Tonight, Mr Acera will head to the Maldives with six other Australian volunteers for six months as teachers in the region.
Although unsure of his exact role or where he will be based, Mr Acera said he would call upon skills he had learnt through teaching drama to help children deal with the devastation of the disaster.
"It will be a lot of watching, learning and trying to gain their trust for the first while," Mr Acera said.
"I know it will be step by step ... and learning about the culture and the people."
But the six-month stint in the Maldives will not be the first time the Lawrence-based teacher has been deployed overseas.
In 1997 and 1998 Mr Acera went to the war-torn African nation of Eritrea, which had recently come out of a 30-year civil war, as the artistic director of the only circus in the country.

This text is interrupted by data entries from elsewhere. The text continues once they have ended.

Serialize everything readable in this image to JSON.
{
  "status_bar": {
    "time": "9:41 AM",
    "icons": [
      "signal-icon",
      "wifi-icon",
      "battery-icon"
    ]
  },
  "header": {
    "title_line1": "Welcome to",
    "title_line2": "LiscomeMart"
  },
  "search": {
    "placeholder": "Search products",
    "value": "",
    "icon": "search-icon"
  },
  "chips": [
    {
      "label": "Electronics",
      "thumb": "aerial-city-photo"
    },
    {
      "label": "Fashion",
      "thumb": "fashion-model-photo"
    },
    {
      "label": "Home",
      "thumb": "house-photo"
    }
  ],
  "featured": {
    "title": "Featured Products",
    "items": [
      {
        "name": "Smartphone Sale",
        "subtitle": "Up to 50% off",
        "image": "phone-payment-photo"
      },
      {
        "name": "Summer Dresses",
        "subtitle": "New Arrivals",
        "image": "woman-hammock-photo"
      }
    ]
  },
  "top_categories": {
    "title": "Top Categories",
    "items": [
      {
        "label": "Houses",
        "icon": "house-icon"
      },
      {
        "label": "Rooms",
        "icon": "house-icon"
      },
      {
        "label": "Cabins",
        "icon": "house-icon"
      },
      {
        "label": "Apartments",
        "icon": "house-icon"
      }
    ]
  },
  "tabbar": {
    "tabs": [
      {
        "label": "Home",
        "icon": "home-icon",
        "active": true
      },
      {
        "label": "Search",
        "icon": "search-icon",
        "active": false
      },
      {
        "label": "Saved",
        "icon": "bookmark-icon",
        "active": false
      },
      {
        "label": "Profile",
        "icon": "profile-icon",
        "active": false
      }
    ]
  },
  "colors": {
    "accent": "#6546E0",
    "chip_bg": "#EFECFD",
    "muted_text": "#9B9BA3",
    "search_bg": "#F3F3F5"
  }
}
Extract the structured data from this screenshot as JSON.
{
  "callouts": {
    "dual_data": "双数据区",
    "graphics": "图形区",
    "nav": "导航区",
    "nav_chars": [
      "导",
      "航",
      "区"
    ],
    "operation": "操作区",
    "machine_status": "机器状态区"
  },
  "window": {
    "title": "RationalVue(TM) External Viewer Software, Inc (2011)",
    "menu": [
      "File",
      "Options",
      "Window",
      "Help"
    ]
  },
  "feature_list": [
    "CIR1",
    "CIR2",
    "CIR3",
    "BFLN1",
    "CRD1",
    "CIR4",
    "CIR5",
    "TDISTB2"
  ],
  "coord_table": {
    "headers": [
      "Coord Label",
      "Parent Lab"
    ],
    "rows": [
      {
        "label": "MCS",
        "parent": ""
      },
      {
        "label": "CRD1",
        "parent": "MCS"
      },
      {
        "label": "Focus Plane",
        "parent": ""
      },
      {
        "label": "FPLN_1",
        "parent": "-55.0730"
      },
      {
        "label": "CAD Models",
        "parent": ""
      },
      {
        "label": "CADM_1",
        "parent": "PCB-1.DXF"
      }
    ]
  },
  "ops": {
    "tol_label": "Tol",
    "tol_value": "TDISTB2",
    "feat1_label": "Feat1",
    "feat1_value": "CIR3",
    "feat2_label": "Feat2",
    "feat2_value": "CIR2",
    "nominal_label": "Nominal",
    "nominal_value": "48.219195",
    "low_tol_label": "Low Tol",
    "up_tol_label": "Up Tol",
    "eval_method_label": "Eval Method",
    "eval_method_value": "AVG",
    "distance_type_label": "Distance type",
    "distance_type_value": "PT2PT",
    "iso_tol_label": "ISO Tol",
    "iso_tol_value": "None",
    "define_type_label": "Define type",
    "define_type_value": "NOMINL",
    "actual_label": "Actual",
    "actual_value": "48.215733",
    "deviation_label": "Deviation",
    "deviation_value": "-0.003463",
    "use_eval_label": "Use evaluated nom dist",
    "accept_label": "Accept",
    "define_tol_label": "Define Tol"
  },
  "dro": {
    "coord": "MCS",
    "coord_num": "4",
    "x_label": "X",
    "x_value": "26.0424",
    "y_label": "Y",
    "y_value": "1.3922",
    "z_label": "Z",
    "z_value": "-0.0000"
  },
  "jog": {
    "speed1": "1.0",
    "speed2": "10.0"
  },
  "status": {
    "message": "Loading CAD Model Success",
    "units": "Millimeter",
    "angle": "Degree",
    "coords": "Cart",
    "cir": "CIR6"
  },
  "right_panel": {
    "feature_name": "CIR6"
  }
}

"Children there were traumatised because of the war and there are some similarities between that and this, because although this was a natural disaster and that was a war, people have a similar response," he said.
"I'm expecting to use the same performing and drama skills to help overcome their grief of this kind ... but I use the same techniques in the Clarence Valley to bring the kids out of the shells because we have dramas there, too, which they deal with."
Mr Acera said going into the community with a humble attitude would be the most important aspect of the volunteer position.
"If you go in with a humble attitude and wanting to learn and help that is how you are received well."